Western countries have long accused China of aggressive espionage. Although various attacks on corporate and infrastructure computer systems have been traced to computers in China, they’re unsure if the attacks are state-sponsored due to difficulties in tracking real identities in cyberspace. What’s known, though, is China’s policy direction on IW and IO that are generally focused on information defense and offense covering 5 major elements:
• Substantive Destruction
• Electronic Warfare
• Military Deception
• Operational Secrecy
• Psychological Warfare
It’s DICT’s job, in collaboration with other affected sectors of society, to evaluate our risks and vulnerabilities, assess defensive options and apply tailored solutions against extractive and destructive attacks on our information, communications and infrastructure systems. Attending Black Hat conferences to gain new insights and obtain fresh approaches to cybersecurity is an important element in countering terrorism. Intelligence-sharing, data privacy and completed staff work cannot be overemphasized.
We’ve had a dual insurgency since 1969: the CPP-NPA-NDF and secessionist fronts. The latter overlap with foreign and local jihadist groups linked to criminal syndicates and political warlords. They exploit our weak institutions, endemic corruption, bad governance, and tattered values. Problems persist because, historically, we either evade solutions that affect vested interests; or address symptoms rather than the root causes. Good governance — national and local — and responsible citizenship are essential to a “whole-of-nation” approach for lasting peace, inclusive growth and sustainable development.

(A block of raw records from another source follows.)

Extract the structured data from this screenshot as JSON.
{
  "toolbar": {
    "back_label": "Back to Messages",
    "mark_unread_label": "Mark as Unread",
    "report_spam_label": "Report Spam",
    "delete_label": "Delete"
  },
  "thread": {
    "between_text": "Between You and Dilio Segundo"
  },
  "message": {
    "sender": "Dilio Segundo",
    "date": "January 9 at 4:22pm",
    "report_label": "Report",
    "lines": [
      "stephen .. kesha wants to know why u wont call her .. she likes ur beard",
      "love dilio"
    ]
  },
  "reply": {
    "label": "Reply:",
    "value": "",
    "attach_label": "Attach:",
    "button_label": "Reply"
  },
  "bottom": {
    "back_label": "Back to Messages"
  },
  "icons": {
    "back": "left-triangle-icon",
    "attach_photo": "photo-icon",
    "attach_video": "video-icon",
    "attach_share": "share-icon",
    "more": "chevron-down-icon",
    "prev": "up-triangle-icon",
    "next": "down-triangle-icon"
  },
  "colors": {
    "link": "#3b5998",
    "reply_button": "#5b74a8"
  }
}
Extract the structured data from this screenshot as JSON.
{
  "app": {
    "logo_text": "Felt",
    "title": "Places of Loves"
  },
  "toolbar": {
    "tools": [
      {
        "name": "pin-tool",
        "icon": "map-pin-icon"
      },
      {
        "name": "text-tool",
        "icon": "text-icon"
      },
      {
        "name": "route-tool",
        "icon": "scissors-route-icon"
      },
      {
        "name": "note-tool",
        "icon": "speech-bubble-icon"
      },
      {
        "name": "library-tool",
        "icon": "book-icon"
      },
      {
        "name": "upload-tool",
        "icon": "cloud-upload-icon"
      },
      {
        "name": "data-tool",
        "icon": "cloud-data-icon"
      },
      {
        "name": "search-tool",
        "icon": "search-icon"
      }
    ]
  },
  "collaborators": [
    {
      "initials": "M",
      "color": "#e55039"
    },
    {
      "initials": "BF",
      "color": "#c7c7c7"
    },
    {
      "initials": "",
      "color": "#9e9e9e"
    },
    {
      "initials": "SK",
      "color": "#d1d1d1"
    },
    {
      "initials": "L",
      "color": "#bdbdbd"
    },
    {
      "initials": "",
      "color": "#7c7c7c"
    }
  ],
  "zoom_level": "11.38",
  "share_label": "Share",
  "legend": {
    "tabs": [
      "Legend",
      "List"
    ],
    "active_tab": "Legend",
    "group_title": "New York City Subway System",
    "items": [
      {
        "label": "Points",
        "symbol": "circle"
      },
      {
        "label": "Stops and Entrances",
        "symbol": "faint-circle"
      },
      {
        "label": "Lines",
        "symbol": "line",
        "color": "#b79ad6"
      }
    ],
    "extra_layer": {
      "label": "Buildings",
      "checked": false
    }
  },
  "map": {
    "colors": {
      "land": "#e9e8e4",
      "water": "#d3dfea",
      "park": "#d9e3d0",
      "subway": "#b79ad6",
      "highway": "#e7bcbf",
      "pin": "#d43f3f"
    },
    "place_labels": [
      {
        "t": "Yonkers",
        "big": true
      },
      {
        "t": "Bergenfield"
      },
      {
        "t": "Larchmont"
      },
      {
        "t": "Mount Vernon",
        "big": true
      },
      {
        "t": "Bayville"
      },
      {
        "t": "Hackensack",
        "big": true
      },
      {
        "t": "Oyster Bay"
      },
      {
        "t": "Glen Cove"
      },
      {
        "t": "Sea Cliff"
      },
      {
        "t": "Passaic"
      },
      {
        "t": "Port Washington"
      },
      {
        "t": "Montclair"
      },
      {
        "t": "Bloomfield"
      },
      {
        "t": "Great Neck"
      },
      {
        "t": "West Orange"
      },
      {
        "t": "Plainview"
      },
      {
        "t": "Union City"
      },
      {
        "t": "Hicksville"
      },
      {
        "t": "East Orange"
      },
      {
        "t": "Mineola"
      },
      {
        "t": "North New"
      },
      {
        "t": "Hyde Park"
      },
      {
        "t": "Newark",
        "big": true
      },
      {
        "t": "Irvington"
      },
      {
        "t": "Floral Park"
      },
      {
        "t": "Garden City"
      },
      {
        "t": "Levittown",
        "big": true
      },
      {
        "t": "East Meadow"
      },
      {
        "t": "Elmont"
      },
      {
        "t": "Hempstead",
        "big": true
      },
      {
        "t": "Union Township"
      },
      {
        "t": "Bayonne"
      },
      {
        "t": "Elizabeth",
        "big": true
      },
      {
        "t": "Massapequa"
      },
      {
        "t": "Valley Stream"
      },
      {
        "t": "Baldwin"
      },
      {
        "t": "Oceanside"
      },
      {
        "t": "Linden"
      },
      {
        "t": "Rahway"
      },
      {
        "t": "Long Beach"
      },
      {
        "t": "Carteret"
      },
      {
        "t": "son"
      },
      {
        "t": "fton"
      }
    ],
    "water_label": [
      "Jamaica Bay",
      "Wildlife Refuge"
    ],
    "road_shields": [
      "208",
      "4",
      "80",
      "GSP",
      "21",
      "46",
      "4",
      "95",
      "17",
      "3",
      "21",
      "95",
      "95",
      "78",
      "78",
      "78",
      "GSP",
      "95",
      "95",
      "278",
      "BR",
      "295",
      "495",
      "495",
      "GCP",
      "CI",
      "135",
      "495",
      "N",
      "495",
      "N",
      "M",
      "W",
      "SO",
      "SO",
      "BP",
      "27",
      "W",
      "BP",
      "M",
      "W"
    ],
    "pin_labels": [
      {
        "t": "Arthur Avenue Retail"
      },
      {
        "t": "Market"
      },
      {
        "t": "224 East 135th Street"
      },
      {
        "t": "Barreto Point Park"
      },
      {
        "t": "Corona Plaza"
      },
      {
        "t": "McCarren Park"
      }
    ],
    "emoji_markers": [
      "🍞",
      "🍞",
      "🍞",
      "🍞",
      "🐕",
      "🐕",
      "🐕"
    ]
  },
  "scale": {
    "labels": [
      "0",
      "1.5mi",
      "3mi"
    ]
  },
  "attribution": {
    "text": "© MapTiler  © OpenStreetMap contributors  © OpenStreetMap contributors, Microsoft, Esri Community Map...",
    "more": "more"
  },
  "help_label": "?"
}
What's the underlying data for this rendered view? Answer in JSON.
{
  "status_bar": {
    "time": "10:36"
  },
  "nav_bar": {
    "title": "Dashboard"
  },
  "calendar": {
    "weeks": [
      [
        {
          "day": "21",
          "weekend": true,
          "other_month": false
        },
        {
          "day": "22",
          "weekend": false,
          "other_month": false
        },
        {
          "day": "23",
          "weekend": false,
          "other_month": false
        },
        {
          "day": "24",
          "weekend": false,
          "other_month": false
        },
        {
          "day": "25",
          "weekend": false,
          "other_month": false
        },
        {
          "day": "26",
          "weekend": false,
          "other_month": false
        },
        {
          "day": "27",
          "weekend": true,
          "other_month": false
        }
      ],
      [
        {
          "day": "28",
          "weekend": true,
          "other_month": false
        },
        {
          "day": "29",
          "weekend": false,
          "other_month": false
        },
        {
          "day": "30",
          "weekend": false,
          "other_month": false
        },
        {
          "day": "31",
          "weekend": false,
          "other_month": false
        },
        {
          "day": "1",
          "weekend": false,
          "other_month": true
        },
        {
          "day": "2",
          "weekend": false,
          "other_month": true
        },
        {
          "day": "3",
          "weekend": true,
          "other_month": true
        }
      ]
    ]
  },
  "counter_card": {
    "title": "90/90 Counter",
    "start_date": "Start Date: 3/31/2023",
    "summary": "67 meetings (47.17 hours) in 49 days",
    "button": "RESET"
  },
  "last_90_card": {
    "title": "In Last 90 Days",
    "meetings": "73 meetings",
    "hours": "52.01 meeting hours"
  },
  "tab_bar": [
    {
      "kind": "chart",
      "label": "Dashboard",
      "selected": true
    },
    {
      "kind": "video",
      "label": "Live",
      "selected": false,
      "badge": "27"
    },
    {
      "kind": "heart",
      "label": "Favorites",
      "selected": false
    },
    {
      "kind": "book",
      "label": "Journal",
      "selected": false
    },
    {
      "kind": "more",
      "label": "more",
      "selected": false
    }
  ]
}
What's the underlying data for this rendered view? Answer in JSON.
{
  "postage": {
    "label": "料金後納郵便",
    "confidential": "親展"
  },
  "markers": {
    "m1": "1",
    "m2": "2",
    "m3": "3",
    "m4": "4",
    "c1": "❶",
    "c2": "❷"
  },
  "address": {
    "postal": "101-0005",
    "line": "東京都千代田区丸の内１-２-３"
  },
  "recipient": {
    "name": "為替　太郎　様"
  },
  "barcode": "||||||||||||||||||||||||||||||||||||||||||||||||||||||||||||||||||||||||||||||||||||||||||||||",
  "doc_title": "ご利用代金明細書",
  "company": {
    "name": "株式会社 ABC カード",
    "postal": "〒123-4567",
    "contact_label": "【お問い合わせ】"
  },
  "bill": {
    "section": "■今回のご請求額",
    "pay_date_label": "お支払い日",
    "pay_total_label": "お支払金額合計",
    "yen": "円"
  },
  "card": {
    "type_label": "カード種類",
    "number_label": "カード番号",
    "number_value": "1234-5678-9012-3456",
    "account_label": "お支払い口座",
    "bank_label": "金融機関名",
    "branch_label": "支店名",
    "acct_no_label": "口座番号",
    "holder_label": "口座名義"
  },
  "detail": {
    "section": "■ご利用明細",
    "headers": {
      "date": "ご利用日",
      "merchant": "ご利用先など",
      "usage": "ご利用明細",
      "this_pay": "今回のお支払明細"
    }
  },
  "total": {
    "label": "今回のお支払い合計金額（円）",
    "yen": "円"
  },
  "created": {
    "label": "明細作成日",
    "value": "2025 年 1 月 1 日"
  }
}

In addition, divisive elements lobby for a Bangsamoro nation with a Constitution and system of governance that rivals and challenges the inviolability of the Republic; usurps the powers of the Executive and authority of our uniformed and civil services; and primes it for future withdrawal from the Philippines. An expanded ARMM law that truly decentralizes and empowers within the confines of the Constitution is the only way out of a bad proposal. We all want peace but not at the expense of the Republic. There must only be one Philippines for all its citizens!
Another issue affecting our national interest is the AFP’s modernization. Had the government seen to it that the AFP and other armed instrumentalities were provided the wherewithal year on year, from the time the US bases left in 1991, we could’ve built our capacity to detect and deter aggressive intrusions in our EEZ. The loss of our security cover, and our negligence to fill the vacuum, emboldened predators to challenge our national interests to advance theirs. At this late stage, we still lack the mind-set and aptitude needed to build credible deterrence.
The US and China are locked in strategic competition for prestige, wealth, and power in the Indo-Pacific theater. We’re strategic real estate caught between a rock and a hard place: a Mutual Defense Treaty with the USA, and an independent foreign policy wanting to expand relations with China and Russia that the US labels as strategic competitors. China, Russia, and the USA continue to circle each other in multiple arenas that may one day turn to mortal blows. It’s in our national interest to ramp up preventive diplomacy while preparing for the worst.
A nation divided cannot win.
We lack the patriotic fervor of other nations to solve persistent problems and reinforce the elements of our national power. To survive, we need to change our attitudes and behavior to what we should finally become — a diverse society united in common purpose for a dynamic Philippines.
Rafael M. Alunan III served in the Cabinet of President Corazon C. Aquino as Secretary of Tourism, and in the Cabinet of President Fidel V. Ramos as Secretary of Interior and Local Government.